Reggio Emilia, 30 anni di carcere per l’uomo che massacrò a martellate la moglie “occidentale”

REGGIO EMILIA, 27 OTTOBRE – A un anno di distanza dal terribile delitto, è arrivata la sentenza definitiva per l’uomo che ha orribilmente ucciso la moglie a Sorbolo Levante, vicino a Brescello (Reggio Emilia). L’uomo è stato condannato dal tribunale di Reggio Emilia a trent’anni di reclusione, con l’aggravante della crudeltà ma senza la premeditazione.

Il fatto risale al novembre 2011 quando Rachina, una giovane donna di 35 anni di origini marocchine, viene brutalmente uccisa dal marito a martellate fino a sfondarle il cranio. L’efferato delitto è maturato fra le mura domestiche, forse davanti agli occhi della figlia più piccola di solo 4 anni.

Le violenze in casa erano diventate assidue a causa della gelosia dell’uomo, tanto che Rachina aveva deciso di avviare le pratiche per la separazione, ma soprattutto l’integrazione della donna all’interno del paese e della parrocchia, sono state le cause dell’ira dell’uomo. Il marito accusava Rachine di un’eccessiva “occidentalizzazione”, era questo che l’uomo non poteva tollerare e lo infastidiva. In questo clima è maturato l’omicidio che è sfociato in raptus di inaudita violenza.
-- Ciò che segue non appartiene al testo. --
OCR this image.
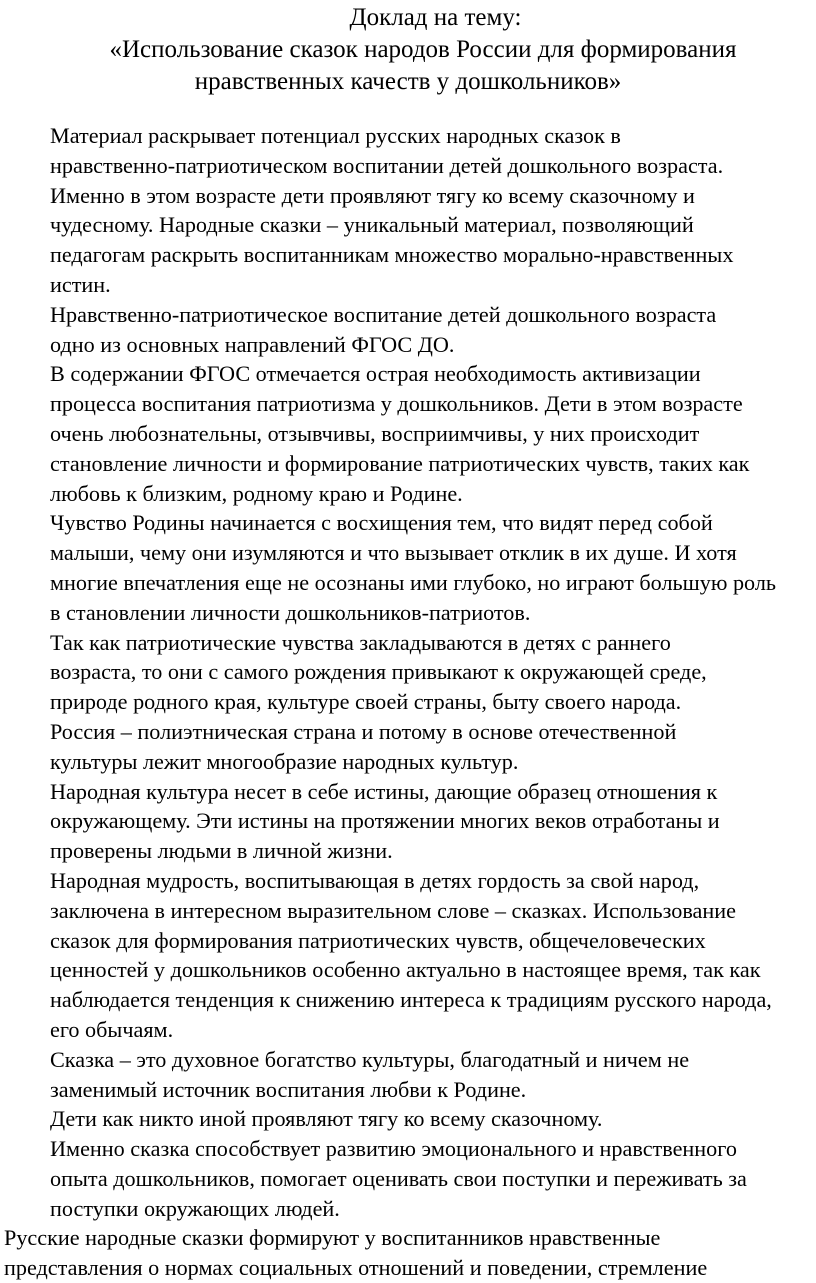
Доклад на тему:
«Использование сказок народов России для формирования
нравственных качеств у дошкольников»

Материал раскрывает потенциал русских народных сказок в
нравственно-патриотическом воспитании детей дошкольного возраста.

Именно в этом возрасте дети проявляют тягу ко всему сказочному и
чудесному. Народные сказки – уникальный материал, позволяющий
педагогам раскрыть воспитанникам множество морально-нравственных
истин.

Нравственно-патриотическое воспитание детей дошкольного возраста
одно из основных направлений ФГОС ДО.

В содержании ФГОС отмечается острая необходимость активизации
процесса воспитания патриотизма у дошкольников. Дети в этом возрасте
очень любознательны, отзывчивы, восприимчивы, у них происходит
становление личности и формирование патриотических чувств, таких как
любовь к близким, родному краю и Родине.

Чувство Родины начинается с восхищения тем, что видят перед собой
малыши, чему они изумляются и что вызывает отклик в их душе. И хотя
многие впечатления еще не осознаны ими глубоко, но играют большую роль
в становлении личности дошкольников-патриотов.

Так как патриотические чувства закладываются в детях с раннего
возраста, то они с самого рождения привыкают к окружающей среде,
природе родного края, культуре своей страны, быту своего народа.

Россия – полиэтническая страна и потому в основе отечественной
культуры лежит многообразие народных культур.

Народная культура несет в себе истины, дающие образец отношения к
окружающему. Эти истины на протяжении многих веков отработаны и
проверены людьми в личной жизни.

Народная мудрость, воспитывающая в детях гордость за свой народ,
заключена в интересном выразительном слове – сказках. Использование
сказок для формирования патриотических чувств, общечеловеческих
ценностей у дошкольников особенно актуально в настоящее время, так как
наблюдается тенденция к снижению интереса к традициям русского народа,
его обычаям.

Сказка – это духовное богатство культуры, благодатный и ничем не
заменимый источник воспитания любви к Родине.

Дети как никто иной проявляют тягу ко всему сказочному.

Именно сказка способствует развитию эмоционального и нравственного
опыта дошкольников, помогает оценивать свои поступки и переживать за
поступки окружающих людей.

Русские народные сказки формируют у воспитанников нравственные
представления о нормах социальных отношений и поведении, стремление
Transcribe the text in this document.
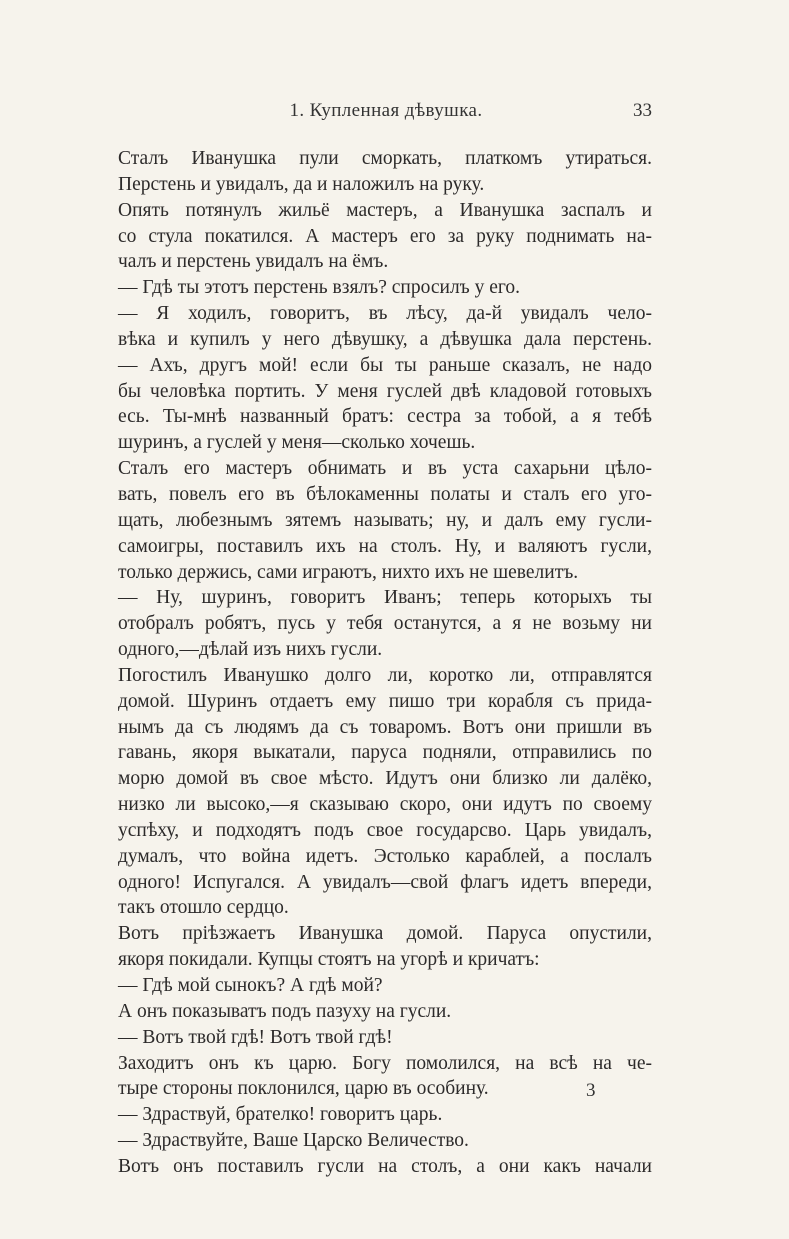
1. Купленная дѣвушка.	33
Сталъ Иванушка пули сморкать, платкомъ утираться.
Перстень и увидалъ, да и наложилъ на руку.
Опять потянулъ жильё мастеръ, а Иванушка заспалъ и
со стула покатился. А мастеръ его за руку поднимать на-
чалъ и перстень увидалъ на ёмъ.
— Гдѣ ты этотъ перстень взялъ? спросилъ у его.
— Я ходилъ, говоритъ, въ лѣсу, да-й увидалъ чело-
вѣка и купилъ у него дѣвушку, а дѣвушка дала перстень.
— Ахъ, другъ мой! если бы ты раньше сказалъ, не надо
бы человѣка портить. У меня гуслей двѣ кладовой готовыхъ
есь. Ты-мнѣ названный братъ: сестра за тобой, а я тебѣ
шуринъ, а гуслей у меня—сколько хочешь.
Сталъ его мастеръ обнимать и въ уста сахарьни цѣло-
вать, повелъ его въ бѣлокаменны полаты и сталъ его уго-
щать, любезнымъ зятемъ называть; ну, и далъ ему гусли-
самоигры, поставилъ ихъ на столъ. Ну, и валяютъ гусли,
только держись, сами играютъ, нихто ихъ не шевелитъ.
— Ну, шуринъ, говоритъ Иванъ; теперь которыхъ ты
отобралъ робятъ, пусь у тебя останутся, а я не возьму ни
одного,—дѣлай изъ нихъ гусли.
Погостилъ Иванушко долго ли, коротко ли, отправлятся
домой. Шуринъ отдаетъ ему пишо три корабля съ прида-
нымъ да съ людямъ да съ товаромъ. Вотъ они пришли въ
гавань, якоря выкатали, паруса подняли, отправились по
морю домой въ свое мѣсто. Идутъ они близко ли далёко,
низко ли высоко,—я сказываю скоро, они идутъ по своему
успѣху, и подходятъ подъ свое государсво. Царь увидалъ,
думалъ, что война идетъ. Эстолько караблей, а послалъ
одного! Испугался. А увидалъ—свой флагъ идетъ впереди,
такъ отошло сердцо.
Вотъ прiѣзжаетъ Иванушка домой. Паруса опустили,
якоря покидали. Купцы стоятъ на угорѣ и кричатъ:
— Гдѣ мой сынокъ? А гдѣ мой?
А онъ показыватъ подъ пазуху на гусли.
— Вотъ твой гдѣ! Вотъ твой гдѣ!
Заходитъ онъ къ царю. Богу помолился, на всѣ на че-
тыре стороны поклонился, царю въ особину.
— Здраствуй, брателко! говоритъ царь.
— Здраствуйте, Ваше Царско Величество.
Вотъ онъ поставилъ гусли на столъ, а они какъ начали
3
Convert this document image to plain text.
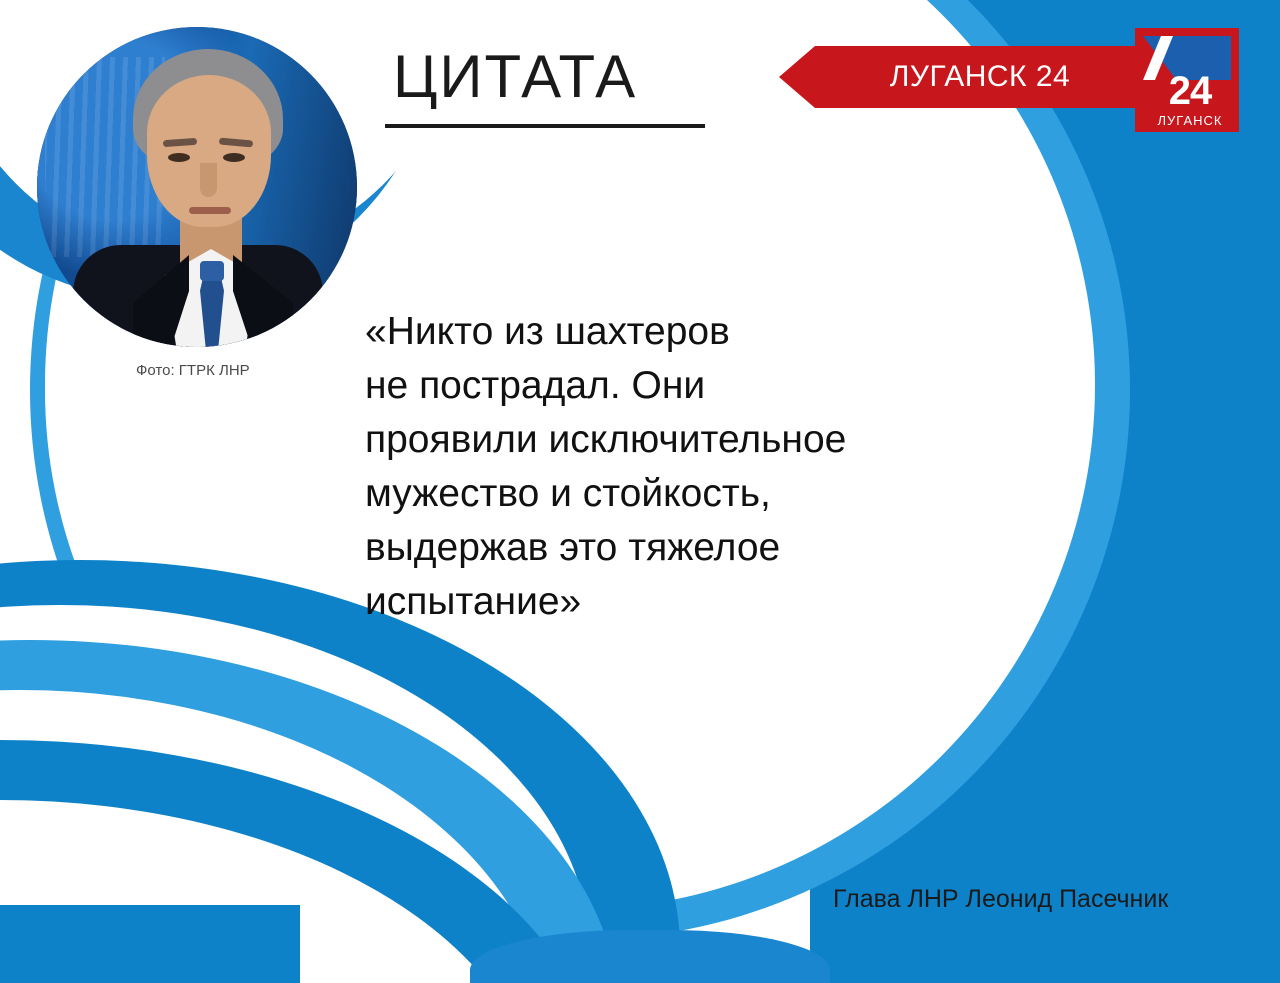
ЛУГАНСК 24	24
ЛУГАНСК
ЦИТАТА
Фото: ГТРК ЛНР

«Никто из шахтеров

не пострадал. Они

проявили исключительное

мужество и стойкость,

выдержав это тяжелое

испытание»

Глава ЛНР Леонид Пасечник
Ieri è arrivata la condanna, il pm aveva chiesto l’ergastolo ma venendo a mancare la premeditazione è stata decisa una pena di trent’anni e un risarcimento monetario sia ai figli che ai parenti della donna residenti in Marocco, poi mille euro sono stati assegnato anche alle parti civili e alla Presidenza del Consiglio dei Ministri. Infine un risarcimento simbolico, di un euro, è stato conferito anche alla deputata Souad Sbai, presidente della onlus Acmid Donna, associazione delle donne marocchine in Italia.